A total of 106 fifty-seven-litre drums of acid were added to the stream at highway U.S. 68 over a 5 - 6 hour period. This action reduced stream pH by 1 full unit, thereby reducing ammonia toxicity by at least tenfold.

In total, 7,900 litres of hydrochloric acid were added to Massie Creek. All fish life and nearly all other aquatic life were killed above the point of acid addition at highway U.S. 68, but the fish in the last half kilometer of Massie Creek below highway U.S. 68 were spared and subsequent monitoring of the Little Miami River showed no adverse impact on that stream and no reported dead fish. Additional samples of the stream taken above and below the peat moss dam at highway U.S. 68 showed that: a) the peat absorbed some ammonia; and b) it lowered stream pH levels slightly.

The only other action requested by the Ohio EPA was that of physically removing the dead fish that had accumulated near the Cedarville Water intake in Cedarville and which began to decay. The dead fish would have resulted in foul tasting water.

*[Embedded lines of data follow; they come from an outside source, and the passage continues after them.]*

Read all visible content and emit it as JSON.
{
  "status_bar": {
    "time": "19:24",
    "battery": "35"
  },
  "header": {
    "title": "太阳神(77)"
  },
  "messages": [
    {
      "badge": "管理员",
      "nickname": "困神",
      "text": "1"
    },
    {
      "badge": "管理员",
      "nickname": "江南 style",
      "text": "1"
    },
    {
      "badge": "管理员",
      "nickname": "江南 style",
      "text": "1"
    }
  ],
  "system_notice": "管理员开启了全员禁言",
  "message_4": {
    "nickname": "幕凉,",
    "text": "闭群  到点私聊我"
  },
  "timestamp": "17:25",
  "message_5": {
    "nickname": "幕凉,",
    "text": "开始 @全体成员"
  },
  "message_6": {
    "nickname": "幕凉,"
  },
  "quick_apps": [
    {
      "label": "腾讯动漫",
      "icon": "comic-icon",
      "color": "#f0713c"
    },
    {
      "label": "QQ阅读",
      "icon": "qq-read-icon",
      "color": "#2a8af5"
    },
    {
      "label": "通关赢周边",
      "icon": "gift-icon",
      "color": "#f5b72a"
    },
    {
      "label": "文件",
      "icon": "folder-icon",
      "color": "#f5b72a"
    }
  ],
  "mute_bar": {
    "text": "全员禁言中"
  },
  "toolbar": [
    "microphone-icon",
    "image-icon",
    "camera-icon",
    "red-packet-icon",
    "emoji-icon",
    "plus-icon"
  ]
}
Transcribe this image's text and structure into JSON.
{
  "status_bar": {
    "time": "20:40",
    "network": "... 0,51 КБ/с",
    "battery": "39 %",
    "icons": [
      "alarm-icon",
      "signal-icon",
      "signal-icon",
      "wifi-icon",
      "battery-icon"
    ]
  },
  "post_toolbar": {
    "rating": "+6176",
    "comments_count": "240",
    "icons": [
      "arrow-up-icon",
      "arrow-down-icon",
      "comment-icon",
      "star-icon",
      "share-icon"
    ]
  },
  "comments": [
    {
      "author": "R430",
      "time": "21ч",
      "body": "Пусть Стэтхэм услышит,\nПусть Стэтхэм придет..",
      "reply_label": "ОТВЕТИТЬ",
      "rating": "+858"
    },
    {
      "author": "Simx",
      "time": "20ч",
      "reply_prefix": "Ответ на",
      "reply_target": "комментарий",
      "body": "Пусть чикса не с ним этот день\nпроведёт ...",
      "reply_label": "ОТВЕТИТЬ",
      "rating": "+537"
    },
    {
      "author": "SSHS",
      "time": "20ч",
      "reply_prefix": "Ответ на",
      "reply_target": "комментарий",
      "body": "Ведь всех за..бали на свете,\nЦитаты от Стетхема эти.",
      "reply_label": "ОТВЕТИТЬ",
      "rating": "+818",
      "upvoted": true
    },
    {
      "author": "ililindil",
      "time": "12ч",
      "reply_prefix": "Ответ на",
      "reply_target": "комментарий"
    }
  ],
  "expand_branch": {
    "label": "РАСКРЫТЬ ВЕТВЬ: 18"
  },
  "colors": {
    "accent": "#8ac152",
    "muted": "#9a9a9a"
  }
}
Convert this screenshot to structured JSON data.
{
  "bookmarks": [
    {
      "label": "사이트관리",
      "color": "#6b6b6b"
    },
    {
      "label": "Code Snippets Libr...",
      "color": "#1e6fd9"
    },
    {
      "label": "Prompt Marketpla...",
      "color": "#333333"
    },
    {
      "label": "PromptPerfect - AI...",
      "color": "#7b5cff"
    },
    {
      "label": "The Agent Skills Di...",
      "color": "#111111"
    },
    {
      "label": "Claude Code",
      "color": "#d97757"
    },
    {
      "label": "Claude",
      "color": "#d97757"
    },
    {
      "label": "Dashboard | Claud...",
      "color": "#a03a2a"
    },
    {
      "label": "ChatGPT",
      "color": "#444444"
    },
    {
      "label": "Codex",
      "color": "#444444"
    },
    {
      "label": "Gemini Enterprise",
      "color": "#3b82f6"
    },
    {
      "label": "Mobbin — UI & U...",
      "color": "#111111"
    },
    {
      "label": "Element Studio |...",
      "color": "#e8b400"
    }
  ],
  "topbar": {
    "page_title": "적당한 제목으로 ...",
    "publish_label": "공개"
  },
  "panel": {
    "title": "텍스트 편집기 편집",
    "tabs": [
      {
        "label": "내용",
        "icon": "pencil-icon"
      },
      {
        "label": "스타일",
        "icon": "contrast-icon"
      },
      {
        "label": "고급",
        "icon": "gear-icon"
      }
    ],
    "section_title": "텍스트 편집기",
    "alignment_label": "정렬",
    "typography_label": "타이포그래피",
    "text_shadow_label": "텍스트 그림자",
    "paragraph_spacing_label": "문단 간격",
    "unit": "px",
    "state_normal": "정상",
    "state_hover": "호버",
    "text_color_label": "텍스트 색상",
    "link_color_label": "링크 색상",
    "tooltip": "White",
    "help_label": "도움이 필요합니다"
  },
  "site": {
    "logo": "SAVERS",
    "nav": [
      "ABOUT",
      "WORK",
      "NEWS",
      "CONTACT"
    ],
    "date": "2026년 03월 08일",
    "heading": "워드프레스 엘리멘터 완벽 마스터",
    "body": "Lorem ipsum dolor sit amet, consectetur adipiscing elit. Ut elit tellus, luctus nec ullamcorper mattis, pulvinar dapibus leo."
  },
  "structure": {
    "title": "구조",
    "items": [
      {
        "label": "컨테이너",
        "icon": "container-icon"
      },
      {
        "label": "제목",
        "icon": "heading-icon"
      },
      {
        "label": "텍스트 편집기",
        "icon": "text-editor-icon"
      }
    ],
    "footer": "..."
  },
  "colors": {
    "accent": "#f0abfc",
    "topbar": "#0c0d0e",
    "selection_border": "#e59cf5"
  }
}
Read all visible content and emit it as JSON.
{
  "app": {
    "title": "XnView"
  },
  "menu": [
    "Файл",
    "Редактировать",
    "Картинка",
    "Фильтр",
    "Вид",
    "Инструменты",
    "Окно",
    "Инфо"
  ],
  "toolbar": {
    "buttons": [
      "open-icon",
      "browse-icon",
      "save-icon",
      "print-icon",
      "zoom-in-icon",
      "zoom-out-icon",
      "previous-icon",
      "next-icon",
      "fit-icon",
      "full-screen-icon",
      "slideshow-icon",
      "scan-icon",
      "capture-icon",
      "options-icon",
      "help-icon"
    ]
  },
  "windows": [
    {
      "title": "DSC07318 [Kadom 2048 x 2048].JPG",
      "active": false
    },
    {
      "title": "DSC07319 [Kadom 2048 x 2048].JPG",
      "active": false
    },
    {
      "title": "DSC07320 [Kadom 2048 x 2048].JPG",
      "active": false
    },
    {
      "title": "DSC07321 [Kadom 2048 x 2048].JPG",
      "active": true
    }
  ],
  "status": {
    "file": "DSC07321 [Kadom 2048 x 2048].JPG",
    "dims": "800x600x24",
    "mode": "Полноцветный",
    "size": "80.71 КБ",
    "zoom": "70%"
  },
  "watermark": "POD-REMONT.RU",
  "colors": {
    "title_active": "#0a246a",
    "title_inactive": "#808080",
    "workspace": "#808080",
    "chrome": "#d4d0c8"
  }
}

An analysis of the events leading to the accident as well as an analysis of the response efforts concluded that:

a) using the proper equipment when handling or off-loading hazardous materials is imperative to prevent accidents;
b) a critical factor was that initial reports were misleading and delayed response;
c) the grassy wetland near the spill could have been diked and the contaminated liquid pumped into trucks and/or tank cars for disposal. This would have prevented ammonia solution from reaching the water;
d) faster response could have prevented the spilled acid pulse to reach points further downstream;
e) the hydrochloric acid and peat moss dams were very successful and effective although appropriate breathing apparatus should have been used by response personnel when treating the stream.
f) it is possible to treat and/or alter ammonia once spilled into an aquatic environment.